Fighting on the front
Hitler had held nationalistic ideas from a young age, and continued to espouse them once in the army.
Hitler was an infantryman in the first battle of Ypres. Prior to the battle, the Germans enlisted nine new infantry divisions, and in the battle around 40,000 men from these divisions alone became casualties.
Consequently, the battle is referred as the Kindermord bei Ypern (Ypres Massacre of the Innocents) in Germany.
The statistics from Hitler’s division are staggering – Hitler’s regiment entered the battle with 3,600 men and ended the battle with 611, and his own company was reduced from 250 men to just 42.
It is difficult to imagine the bloodshed simply through numbers, and the traumatic nature of this decimation of the German army took its toll.
John Keegan argues that Hitler’s psyche shifted fundamentally after this experience, and he became much more aloof and withdrawn for the rest of the war.
Hitler was then assigned to be a regimental message-runner.
The rest of the war
As the telephone replaced many of his duties, Hitler’s comrades in his regiment supposedly laughed at “Adi” for his aversion to smutty stories, and traded their jam rations for his tobacco.
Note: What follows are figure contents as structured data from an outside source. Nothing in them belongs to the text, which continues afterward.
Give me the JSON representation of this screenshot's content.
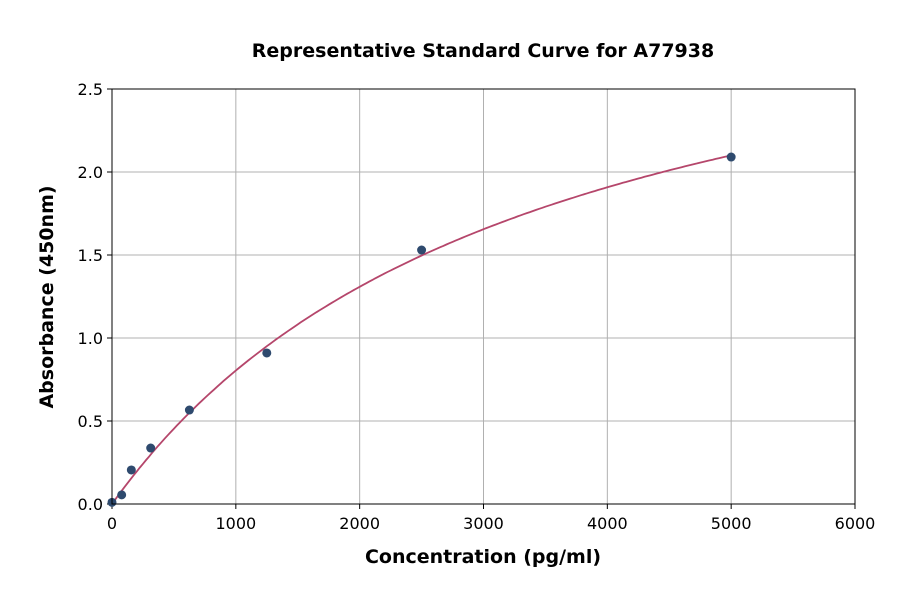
{
  "chart_data": {
    "type": "scatter",
    "title": "Representative Standard Curve for A77938",
    "xlabel": "Concentration (pg/ml)",
    "ylabel": "Absorbance (450nm)",
    "xlim": [
      0,
      6000
    ],
    "ylim": [
      0,
      2.5
    ],
    "xticks": [
      "0",
      "1000",
      "2000",
      "3000",
      "4000",
      "5000",
      "6000"
    ],
    "yticks": [
      "0.0",
      "0.5",
      "1.0",
      "1.5",
      "2.0",
      "2.5"
    ],
    "grid": true,
    "points": [
      {
        "x": 0,
        "y": 0.01
      },
      {
        "x": 78.125,
        "y": 0.055
      },
      {
        "x": 156.25,
        "y": 0.205
      },
      {
        "x": 312.5,
        "y": 0.337
      },
      {
        "x": 625,
        "y": 0.566
      },
      {
        "x": 1250,
        "y": 0.91
      },
      {
        "x": 2500,
        "y": 1.53
      },
      {
        "x": 5000,
        "y": 2.09
      }
    ],
    "point_color": "#2e4a6e",
    "curve_color": "#b5466b"
  }
}
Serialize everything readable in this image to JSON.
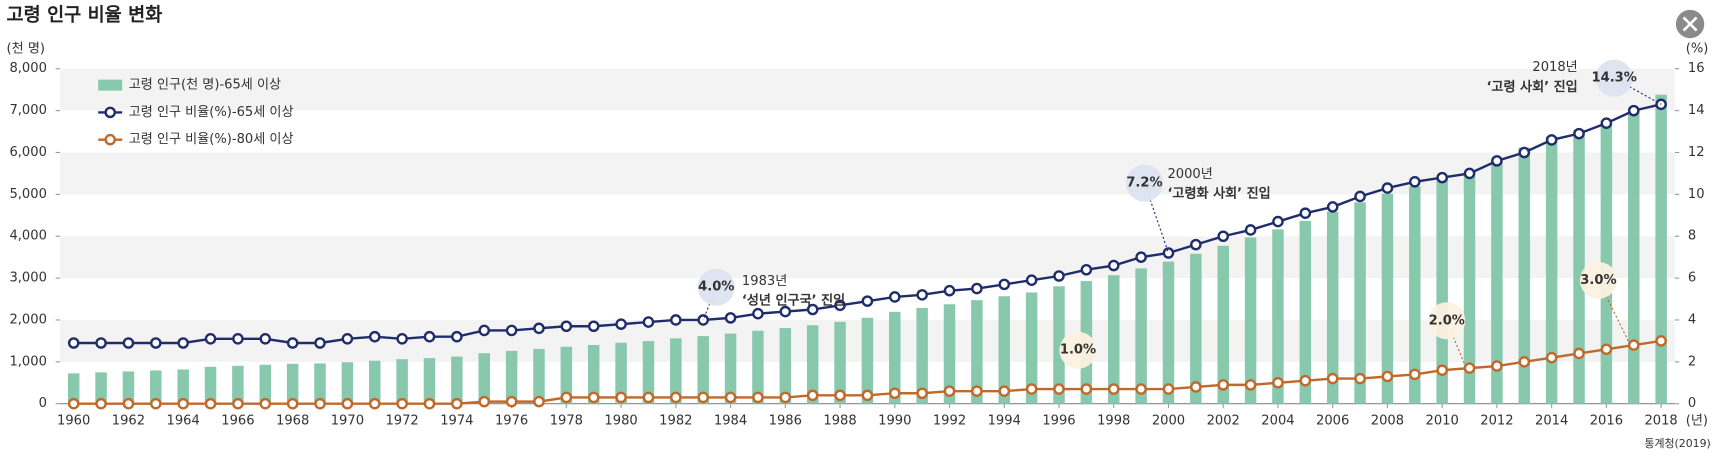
{
  "chart_data": {
    "type": "bar-line",
    "title": "고령 인구 비율 변화",
    "y_label": "(천 명)",
    "y2_label": "(%)",
    "x_label": "(년)",
    "source": "통계청(2019)",
    "categories": [
      "1960",
      null,
      "1962",
      null,
      "1964",
      null,
      "1966",
      null,
      "1968",
      null,
      "1970",
      null,
      "1972",
      null,
      "1974",
      null,
      "1976",
      null,
      "1978",
      null,
      "1980",
      null,
      "1982",
      null,
      "1984",
      null,
      "1986",
      null,
      "1988",
      null,
      "1990",
      null,
      "1992",
      null,
      "1994",
      null,
      "1996",
      null,
      "1998",
      null,
      "2000",
      null,
      "2002",
      null,
      "2004",
      null,
      "2006",
      null,
      "2008",
      null,
      "2010",
      null,
      "2012",
      null,
      "2014",
      null,
      "2016",
      null,
      "2018"
    ],
    "series": [
      {
        "name": "고령 인구(천 명)-65세 이상",
        "type": "bar",
        "color": "#88c9ae",
        "values": [
          726,
          749,
          771,
          794,
          818,
          882,
          906,
          930,
          954,
          963,
          991,
          1027,
          1063,
          1090,
          1126,
          1207,
          1262,
          1309,
          1360,
          1402,
          1456,
          1496,
          1561,
          1615,
          1675,
          1742,
          1807,
          1875,
          1956,
          2052,
          2195,
          2288,
          2375,
          2474,
          2567,
          2657,
          2806,
          2929,
          3069,
          3232,
          3395,
          3581,
          3772,
          3972,
          4164,
          4367,
          4585,
          4810,
          5016,
          5193,
          5366,
          5518,
          5826,
          6119,
          6386,
          6541,
          6763,
          7066,
          7381
        ]
      },
      {
        "name": "고령 인구 비율(%)-65세 이상",
        "type": "line",
        "axis": "y2",
        "color": "#1f2d6b",
        "values": [
          2.9,
          2.9,
          2.9,
          2.9,
          2.9,
          3.1,
          3.1,
          3.1,
          2.9,
          2.9,
          3.1,
          3.2,
          3.1,
          3.2,
          3.2,
          3.5,
          3.5,
          3.6,
          3.7,
          3.7,
          3.8,
          3.9,
          4.0,
          4.0,
          4.1,
          4.3,
          4.4,
          4.5,
          4.7,
          4.9,
          5.1,
          5.2,
          5.4,
          5.5,
          5.7,
          5.9,
          6.1,
          6.4,
          6.6,
          7.0,
          7.2,
          7.6,
          8.0,
          8.3,
          8.7,
          9.1,
          9.4,
          9.9,
          10.3,
          10.6,
          10.8,
          11.0,
          11.6,
          12.0,
          12.6,
          12.9,
          13.4,
          14.0,
          14.3
        ],
        "value_labels": [
          null,
          null,
          null,
          null,
          null,
          null,
          null,
          null,
          null,
          null,
          null,
          null,
          null,
          null,
          null,
          null,
          null,
          null,
          null,
          null,
          null,
          null,
          null,
          "4.0%",
          null,
          null,
          null,
          null,
          null,
          null,
          null,
          null,
          null,
          null,
          null,
          null,
          null,
          null,
          null,
          null,
          "7.2%",
          null,
          null,
          null,
          null,
          null,
          null,
          null,
          null,
          null,
          null,
          null,
          null,
          null,
          null,
          null,
          null,
          null,
          "14.3%"
        ]
      },
      {
        "name": "고령 인구 비율(%)-80세 이상",
        "type": "line",
        "axis": "y2",
        "color": "#c0692a",
        "values": [
          0,
          0,
          0,
          0,
          0,
          0,
          0,
          0,
          0,
          0,
          0,
          0,
          0,
          0,
          0,
          0.1,
          0.1,
          0.1,
          0.3,
          0.3,
          0.3,
          0.3,
          0.3,
          0.3,
          0.3,
          0.3,
          0.3,
          0.4,
          0.4,
          0.4,
          0.5,
          0.5,
          0.6,
          0.6,
          0.6,
          0.7,
          0.7,
          0.7,
          0.7,
          0.7,
          0.7,
          0.8,
          0.9,
          0.9,
          1.0,
          1.1,
          1.2,
          1.2,
          1.3,
          1.4,
          1.6,
          1.7,
          1.8,
          2.0,
          2.2,
          2.4,
          2.6,
          2.8,
          3.0
        ]
      }
    ],
    "annotations": [
      {
        "lines": [
          "1983년",
          "‘성년 인구국’ 진입"
        ]
      },
      {
        "lines": [
          "2000년",
          "‘고령화 사회’ 진입"
        ]
      },
      {
        "lines": [
          "2018년",
          "‘고령 사회’ 진입"
        ]
      },
      {
        "badge": "1.0%"
      },
      {
        "badge": "2.0%"
      },
      {
        "badge": "3.0%"
      }
    ],
    "ylim": [
      0,
      8000
    ],
    "yticks": [
      0,
      {
        "value": 1000,
        "label": "1,000"
      },
      {
        "value": 2000,
        "label": "2,000"
      },
      {
        "value": 3000,
        "label": "3,000"
      },
      {
        "value": 4000,
        "label": "4,000"
      },
      {
        "value": 5000,
        "label": "5,000"
      },
      {
        "value": 6000,
        "label": "6,000"
      },
      {
        "value": 7000,
        "label": "7,000"
      },
      {
        "value": 8000,
        "label": "8,000"
      }
    ],
    "y2lim": [
      0,
      16
    ],
    "y2ticks": [
      0,
      2,
      4,
      6,
      8,
      10,
      12,
      14,
      16
    ],
    "legend": "top-left",
    "banded_background": true
  }
}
Hitler was twice decorated for bravery. He received the relatively common Iron Cross Second Class in 1914 and the Iron Cross First Class in 1918, an honour rarely given to a Gefreiter.
Hitler’s First Class Iron Cross was recommended by Lieutenant Hugo Gutmann, a Jewish adjutant in the List Regiment.
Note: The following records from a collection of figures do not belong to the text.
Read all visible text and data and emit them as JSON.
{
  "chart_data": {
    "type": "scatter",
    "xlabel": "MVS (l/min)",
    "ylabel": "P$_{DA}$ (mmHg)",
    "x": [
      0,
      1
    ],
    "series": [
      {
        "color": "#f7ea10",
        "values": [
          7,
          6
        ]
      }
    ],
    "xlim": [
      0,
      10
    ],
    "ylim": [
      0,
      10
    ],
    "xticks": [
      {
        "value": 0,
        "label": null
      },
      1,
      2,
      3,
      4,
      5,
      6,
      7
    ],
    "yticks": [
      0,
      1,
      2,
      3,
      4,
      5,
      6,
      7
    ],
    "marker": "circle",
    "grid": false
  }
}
Hitler’s medal was awarded after an attack in open warfare during which messengers were indispensable and on a day in which the depleted regiment lost 60 killed and 211 wounded.
There is a story that a British soldier chose to save Adolf Hitler’s life in the last years of the war.
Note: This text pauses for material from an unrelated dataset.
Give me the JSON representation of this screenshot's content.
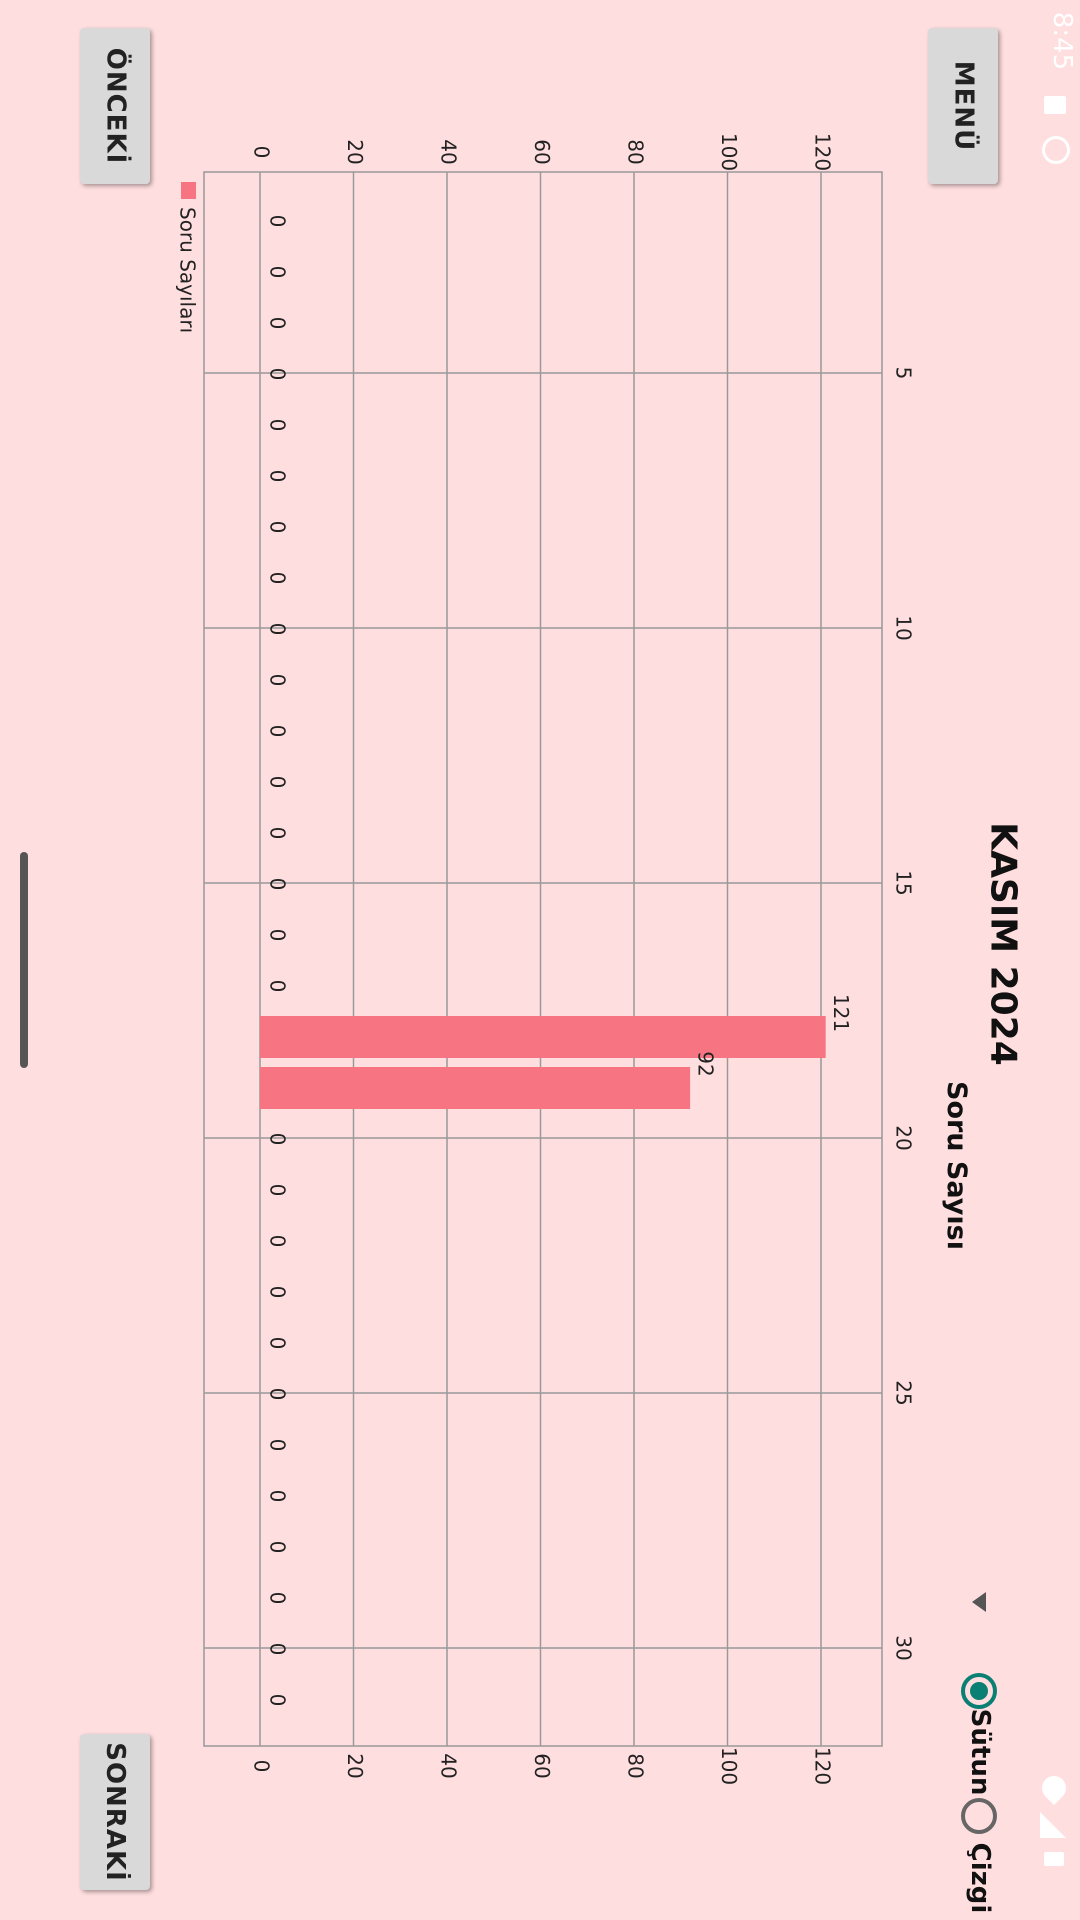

The most decorated private soldier of World War One in Britain, Henry Tandey allegedly had the chance to shoot Adolf Hitler and other members of his regiment, but could not bring himself to do it. Hitler apparently told this story to Chamberlain during negotiations in the 1930s.
Further studies have suggested that this story is completely untrue, as it seems extremely unlikely that Hitler would have been able to recognise Private Tandey, as his biographer suggests he was “extremely dishevelled and covered in mud and blood”.
Hitler was hospitalised in Pomerania, in Prussia. While he was there, he learned of Germany’s defeat.
Hitler was also supposedly on leave on the date of the incident, 28 September 1918, and it’s almost too convenient that the most honoured British soldier happened to be the one to spare Hitler’s life. It seems much more likely that Hitler constructed the narrative, choosing the most prominent British soldier for his story.
On 15 October 1918, he and several comrades were temporarily blinded due to a British mustard-gas attack.
Hitler was hospitalised in Pomerania, in Prussia. While he was there, he learned of Germany’s defeat.
After the war
Hitler was outraged by the subsequent Treaty of Versailles, and this anger would inform many of his later policies. Hitler and other German nationalists would place the blame erroneously with civilian leaders, Jews and Marxists — a conspiracy theory known as the ‘Dolchstoßlegende’ or stab-in-the-back-myth.
Hitler later wrote:
“When I was confined to bed, the idea came to me that I would liberate Germany, that I would make it great. I knew immediately that it would be realised.”
Hitler wanted to remain in the armed forces after the war, but with the widespread disarmament of the German army, this was not possible.
In July 1919, he was appointed to a role in intelligence and assigned to infiltrate the German Workers’ Party (DAP).
Whilst he was monitoring their activities, Hitler became enamoured with founder Anton Drexler’s antisemitic and nationalist ideas. Impressed with Hitler’s oratory skills, Drexler invited him to join the DAP, which Hitler did on 12 September 1919.